We have described each of the operations on the retinal image in terms of what common factors in a large variety of stimuli cause response and what common factors have no effect. What, then, does a particular fiber in the optic nerve measure? We have considered it to be how much there is in a stimulus of that quality which excites the fiber maximally, naming that quality.

The operations thus have much more the flavor of perception than of sensation if that distinction has any meaning now. That is to say that the language in which they are best described is the language of complex abstractions from the visual image. We have been tempted, for example, to call the convexity detectors “bug perceivers.” Such a fiber [operation 2] responds best when a dark object, smaller than a receptive field, enters that field, stops, and moves about intermittently thereafter. The response is not affected if the lighting changes or if the background (say a picture of grass and flowers) is moving, and is not there if only the background, moving or still, is in the field. Could one better describe a system for detecting an accessible bug?


* Reprinted from the Proceedings of the IRE, Vol. 47, No. 11, November, !959.

+ This work was supported in part by the U.S. Army (Signal Corps), the U.S. Air Force (Office of Sci. Res., Air Res. and Dev. Command), and the U.S. Navy (Office of Naval Res.); and in part by Bell Telephone Labs., Inc.
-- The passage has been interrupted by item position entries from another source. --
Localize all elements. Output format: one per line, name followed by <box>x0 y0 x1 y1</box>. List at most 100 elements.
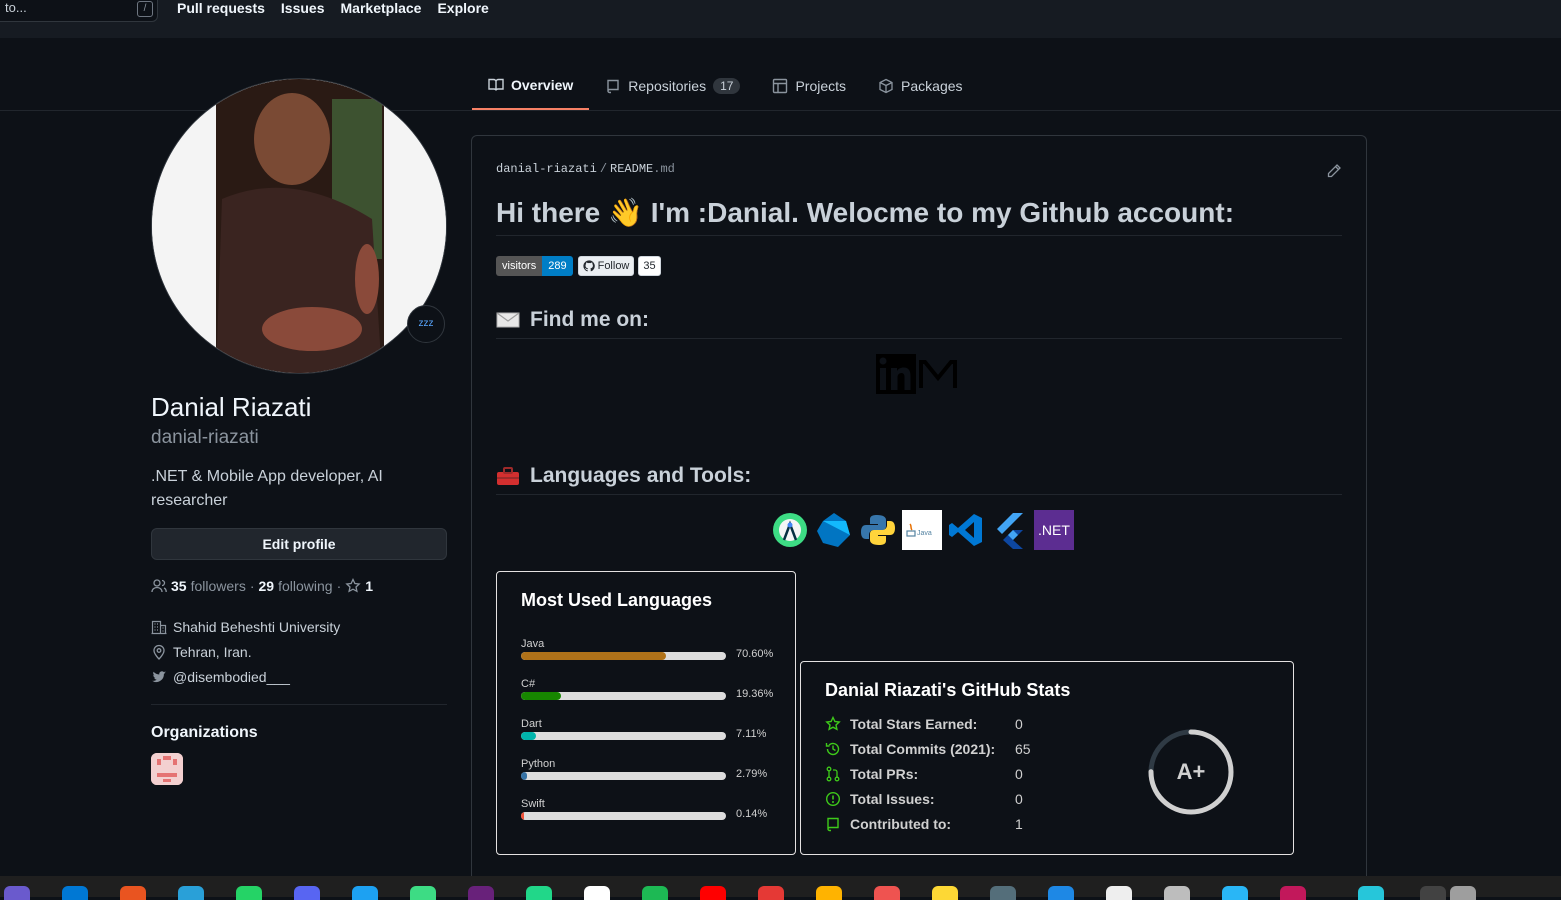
social-links <box>876 354 958 394</box>
flutter-icon[interactable] <box>990 510 1030 550</box>
language-bar <box>521 692 726 700</box>
envelope-icon <box>496 312 520 328</box>
nav-explore[interactable]: Explore <box>437 0 488 18</box>
os-taskbar <box>0 876 1561 900</box>
taskbar-whatsapp-icon[interactable] <box>236 886 262 900</box>
tray-icon[interactable] <box>1358 886 1384 900</box>
dot-separator: · <box>336 578 342 594</box>
language-row: Dart 7.11% <box>521 714 791 740</box>
tray-icon[interactable] <box>1420 886 1446 900</box>
taskbar-app-icon[interactable] <box>990 886 1016 900</box>
profile-twitter[interactable]: @disembodied___ <box>151 669 290 685</box>
package-icon <box>879 78 893 94</box>
taskbar-ubuntu-icon[interactable] <box>120 886 146 900</box>
avatar-photo <box>152 79 446 373</box>
edit-profile-button[interactable]: Edit profile <box>151 528 447 560</box>
medium-icon[interactable] <box>918 354 958 394</box>
nav-pull-requests[interactable]: Pull requests <box>177 0 265 18</box>
tool-icons: Java .NET <box>770 510 1074 550</box>
taskbar-chrome-icon[interactable] <box>584 886 610 900</box>
dart-icon[interactable] <box>814 510 854 550</box>
stat-value: 0 <box>1015 791 1023 807</box>
stat-row-contributed: Contributed to: 1 <box>825 816 1023 832</box>
taskbar-app-icon[interactable] <box>4 886 30 900</box>
taskbar-spotify-icon[interactable] <box>642 886 668 900</box>
taskbar-file-icon[interactable] <box>1164 886 1190 900</box>
taskbar-visual-studio-icon[interactable] <box>468 886 494 900</box>
taskbar-discord-icon[interactable] <box>294 886 320 900</box>
taskbar-app-icon[interactable] <box>352 886 378 900</box>
follow-button[interactable]: Follow <box>577 256 635 276</box>
taskbar-telegram-icon[interactable] <box>178 886 204 900</box>
language-bar-fill <box>521 732 536 740</box>
readme-filename[interactable]: README <box>610 162 653 176</box>
avatar[interactable] <box>151 78 447 374</box>
language-name: Java <box>521 638 545 650</box>
follow-count: 35 <box>638 256 661 276</box>
readme-extension[interactable]: .md <box>653 162 675 176</box>
language-name: Python <box>521 758 556 770</box>
taskbar-app-icon[interactable] <box>1280 886 1306 900</box>
github-icon <box>582 260 595 272</box>
python-icon[interactable] <box>858 510 898 550</box>
search-input[interactable]: to... / <box>0 0 158 22</box>
taskbar-notes-icon[interactable] <box>932 886 958 900</box>
organization-avatar[interactable] <box>151 753 183 785</box>
taskbar-app-icon[interactable] <box>1106 886 1132 900</box>
history-icon <box>825 742 840 756</box>
taskbar-app-icon[interactable] <box>758 886 784 900</box>
language-percent: 19.36% <box>736 688 774 700</box>
pencil-icon[interactable] <box>1326 163 1342 179</box>
nav-issues[interactable]: Issues <box>281 0 325 18</box>
following-label[interactable]: following <box>278 578 332 594</box>
followers-count[interactable]: 35 <box>171 578 187 594</box>
grade-text: A+ <box>1177 759 1206 784</box>
java-icon[interactable]: Java <box>902 510 942 550</box>
taskbar-vscode-icon[interactable] <box>62 886 88 900</box>
following-count[interactable]: 29 <box>259 578 275 594</box>
visitors-count: 289 <box>542 256 573 276</box>
company-text: Shahid Beheshti University <box>173 619 341 635</box>
search-placeholder: to... <box>5 0 27 15</box>
top-nav: Pull requests Issues Marketplace Explore <box>177 0 489 18</box>
language-bar <box>521 732 726 740</box>
android-studio-icon[interactable] <box>770 510 810 550</box>
vscode-icon[interactable] <box>946 510 986 550</box>
taskbar-android-icon[interactable] <box>410 886 436 900</box>
star-icon <box>345 578 361 593</box>
language-bar-fill <box>521 692 561 700</box>
taskbar-youtube-icon[interactable] <box>700 886 726 900</box>
language-bar-fill <box>521 652 666 660</box>
taskbar-pycharm-icon[interactable] <box>526 886 552 900</box>
language-bar <box>521 652 726 660</box>
tab-overview[interactable]: Overview <box>472 62 590 110</box>
status-emoji-button[interactable]: zzz <box>407 305 445 343</box>
languages-card: Most Used Languages Java 70.60% C# 19.36% Da… <box>496 571 796 855</box>
profile-login: danial-riazati <box>151 427 259 448</box>
readme-path: danial-riazati / README.md <box>496 162 675 176</box>
tab-packages[interactable]: Packages <box>862 62 978 110</box>
followers-label[interactable]: followers <box>191 578 246 594</box>
language-name: Swift <box>521 798 545 810</box>
profile-location: Tehran, Iran. <box>151 644 252 660</box>
tab-repositories[interactable]: Repositories 17 <box>589 62 756 110</box>
taskbar-app-icon[interactable] <box>816 886 842 900</box>
taskbar-edge-icon[interactable] <box>1222 886 1248 900</box>
nav-marketplace[interactable]: Marketplace <box>341 0 422 18</box>
tab-overview-label: Overview <box>511 77 574 93</box>
github-follow-badge[interactable]: Follow 35 <box>577 256 661 276</box>
tab-projects[interactable]: Projects <box>756 62 862 110</box>
stat-label: Total PRs: <box>850 766 919 782</box>
taskbar-app-icon[interactable] <box>874 886 900 900</box>
twitter-icon <box>152 671 166 683</box>
visitors-label: visitors <box>496 256 543 276</box>
dotnet-icon[interactable]: .NET <box>1034 510 1074 550</box>
taskbar-app-icon[interactable] <box>1048 886 1074 900</box>
repositories-count: 17 <box>713 78 741 94</box>
readme-owner[interactable]: danial-riazati <box>496 162 597 176</box>
twitter-handle[interactable]: @disembodied___ <box>173 669 290 685</box>
linkedin-icon[interactable] <box>876 354 916 394</box>
stars-count[interactable]: 1 <box>365 578 373 594</box>
language-row: Python 2.79% <box>521 754 791 780</box>
volume-icon[interactable] <box>1450 886 1476 900</box>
1 This program had started once in our laboratory with A. Andrew 14,15 of Glasgow who fortunately had to return to Scotland before the work got well under way. However, he had reported in 1957 that he found elements in the colliculus of the frog that were sensitive to movement of spot of light (a dot on an oscilloscope screen) even when the intensity of the spot was so low that turning it on and off produced no response. In particular, the elements he observed showed firing upon movements away from the centers of their receptive fields, but not to centripetal movements. As will appear later, this sort of response is a natural property of OFF fibers.

2 The even faster fibers, with velocities up to 20 meters per second, we presently believe to be the efferents to the retina, but although there is some evidence for this, we are not yet quite certain.